Anton Ewing, no stranger to the role of Telephone Consumer Protection Act (“TCPA”) plaintiff, presumably thought he was home free. The clerk of the Federal District Court in San Diego had entered default judgments against the three remaining defendants in the case he brought alleging that they had “engaged in a scheme to ‘use the wires of the United States to criminally call him’” and thus violated, among other statutes, the TCPA. Mr. Ewing’s motion  that the Court formally enter default judgments under Rule 55 of the Federal Rules of Civil Procedure (“FRCP”) was unopposed.

Not so fast, ruled Judge Anthony Battaglia.
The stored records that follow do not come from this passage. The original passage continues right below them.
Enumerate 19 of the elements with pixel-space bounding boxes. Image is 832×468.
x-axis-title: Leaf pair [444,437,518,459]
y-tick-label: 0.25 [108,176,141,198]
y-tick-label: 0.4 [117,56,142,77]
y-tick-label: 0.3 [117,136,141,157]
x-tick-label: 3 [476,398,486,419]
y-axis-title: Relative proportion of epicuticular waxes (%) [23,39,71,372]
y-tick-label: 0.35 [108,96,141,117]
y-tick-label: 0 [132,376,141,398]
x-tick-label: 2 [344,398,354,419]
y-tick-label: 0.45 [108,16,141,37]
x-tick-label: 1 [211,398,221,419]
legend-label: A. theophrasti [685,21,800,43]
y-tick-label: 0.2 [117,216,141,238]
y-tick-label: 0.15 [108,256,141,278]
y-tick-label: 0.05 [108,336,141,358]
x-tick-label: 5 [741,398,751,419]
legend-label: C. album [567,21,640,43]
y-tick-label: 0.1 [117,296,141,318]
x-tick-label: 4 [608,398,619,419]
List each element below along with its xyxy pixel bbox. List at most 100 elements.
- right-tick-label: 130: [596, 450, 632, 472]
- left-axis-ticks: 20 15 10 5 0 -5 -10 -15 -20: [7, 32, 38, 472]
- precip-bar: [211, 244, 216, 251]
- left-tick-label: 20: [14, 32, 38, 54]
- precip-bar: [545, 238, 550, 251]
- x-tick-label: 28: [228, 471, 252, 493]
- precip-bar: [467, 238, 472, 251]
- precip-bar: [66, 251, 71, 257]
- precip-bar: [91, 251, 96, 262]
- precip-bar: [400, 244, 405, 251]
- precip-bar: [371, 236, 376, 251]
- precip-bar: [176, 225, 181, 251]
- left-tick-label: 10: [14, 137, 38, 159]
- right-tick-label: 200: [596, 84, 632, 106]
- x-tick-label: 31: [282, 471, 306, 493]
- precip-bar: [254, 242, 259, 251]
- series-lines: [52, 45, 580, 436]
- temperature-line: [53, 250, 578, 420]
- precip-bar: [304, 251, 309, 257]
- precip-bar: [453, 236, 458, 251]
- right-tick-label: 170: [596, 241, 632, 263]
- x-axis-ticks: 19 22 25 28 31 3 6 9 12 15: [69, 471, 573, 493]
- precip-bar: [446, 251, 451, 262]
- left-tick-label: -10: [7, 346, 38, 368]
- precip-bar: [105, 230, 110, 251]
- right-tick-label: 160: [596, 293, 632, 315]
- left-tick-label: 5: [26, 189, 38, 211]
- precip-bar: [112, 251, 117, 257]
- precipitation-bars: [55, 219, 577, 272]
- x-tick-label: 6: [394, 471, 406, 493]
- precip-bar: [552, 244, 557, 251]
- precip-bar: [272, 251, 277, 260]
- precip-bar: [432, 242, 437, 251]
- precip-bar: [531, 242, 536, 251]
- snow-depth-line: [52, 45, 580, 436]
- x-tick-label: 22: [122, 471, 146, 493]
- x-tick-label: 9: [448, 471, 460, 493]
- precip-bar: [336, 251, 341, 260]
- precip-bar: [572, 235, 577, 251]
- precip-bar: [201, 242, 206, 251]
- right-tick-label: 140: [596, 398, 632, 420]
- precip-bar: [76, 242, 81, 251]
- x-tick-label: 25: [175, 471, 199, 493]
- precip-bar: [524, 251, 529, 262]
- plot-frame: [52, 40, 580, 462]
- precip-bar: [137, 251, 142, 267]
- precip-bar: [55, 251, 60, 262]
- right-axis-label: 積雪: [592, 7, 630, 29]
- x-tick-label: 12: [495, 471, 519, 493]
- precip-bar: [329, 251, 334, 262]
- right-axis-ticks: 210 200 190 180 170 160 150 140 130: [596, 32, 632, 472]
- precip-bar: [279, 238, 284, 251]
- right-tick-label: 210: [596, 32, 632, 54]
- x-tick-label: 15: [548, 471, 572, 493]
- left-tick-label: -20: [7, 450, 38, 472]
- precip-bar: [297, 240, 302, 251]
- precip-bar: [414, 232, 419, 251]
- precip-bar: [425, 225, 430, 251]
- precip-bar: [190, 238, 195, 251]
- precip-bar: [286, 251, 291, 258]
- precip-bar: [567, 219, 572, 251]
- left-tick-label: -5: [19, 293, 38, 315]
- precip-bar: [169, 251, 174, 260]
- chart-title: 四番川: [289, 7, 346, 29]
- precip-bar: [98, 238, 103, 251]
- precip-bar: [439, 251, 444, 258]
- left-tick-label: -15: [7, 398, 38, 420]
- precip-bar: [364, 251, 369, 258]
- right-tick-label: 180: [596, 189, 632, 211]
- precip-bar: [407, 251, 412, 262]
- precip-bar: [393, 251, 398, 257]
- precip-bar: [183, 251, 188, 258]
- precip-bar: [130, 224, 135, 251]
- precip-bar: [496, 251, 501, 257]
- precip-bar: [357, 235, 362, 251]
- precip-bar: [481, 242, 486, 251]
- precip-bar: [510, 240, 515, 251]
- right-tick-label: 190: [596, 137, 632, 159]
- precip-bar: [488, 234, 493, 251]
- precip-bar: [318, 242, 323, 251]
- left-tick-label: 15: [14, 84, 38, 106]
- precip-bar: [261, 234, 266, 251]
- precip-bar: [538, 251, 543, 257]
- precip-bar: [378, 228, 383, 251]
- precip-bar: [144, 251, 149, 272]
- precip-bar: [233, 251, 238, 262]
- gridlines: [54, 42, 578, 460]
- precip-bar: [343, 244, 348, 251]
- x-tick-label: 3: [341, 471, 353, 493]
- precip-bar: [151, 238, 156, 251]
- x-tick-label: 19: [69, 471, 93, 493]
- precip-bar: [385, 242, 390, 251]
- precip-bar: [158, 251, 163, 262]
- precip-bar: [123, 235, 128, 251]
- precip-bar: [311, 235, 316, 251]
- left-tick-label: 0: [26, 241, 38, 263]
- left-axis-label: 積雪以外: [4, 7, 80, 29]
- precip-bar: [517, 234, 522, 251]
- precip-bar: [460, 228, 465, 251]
Applying factors applicable to such motions in the Ninth Circuit, he observed that “although well-pleaded allegations in the complaint are admitted by a defendant’s failure to respond, ‘necessary facts not contained in the pleadings, and claims which are legally insufficient, are not established by default.’”

The Court noted that the TCPA “makes it unlawful to use automatic telephone dialing system [“ATDS”] without the consent of the called party, to call any cellular telephone.” To sufficiently allege such a violation, Mr. Ewing had to plead two elements – “(1) a call to a cellular telephone; (2) via an ATDS.” When it came to Mr. Ewing’s TCPA allegations, his complaint missed the mark.

Although seemingly hinting around the use of an ATDS, the Court found that the complaint never clearly alleged that the defendants used such a device in calling him or which defendants made “automated telephone calls” to him and when. True, in his motion for default judgment, he specified how many times two of the defendants called him – but, as the Court observed, “these allegations are not found in the complaint.”

The plaintiff pleaded that the details regarding one defendant’s calls were set forth in an exhibit attached to the complaint. But the Court found that the exhibits were not in fact “attached to the complaint and …incorporated by reference,” as required under the FRCP. Judge Battaglia observed that the “[p]laintiff does not use the word ‘exhibit’ once in his complaint” and the “Court will not consider the Plaintiff’s voluminous and unreferenced exhibits as support.”

Bottom line: Mr. Ewing, who has a history with this Court, did not state a legally sufficient claim under the TCPA against the three defendants, motion for default judgment was denied and case to be closed. So, in TCPAWorld, the clerk’s entry of default does not always result in to the Court’s ultimate grant thereof.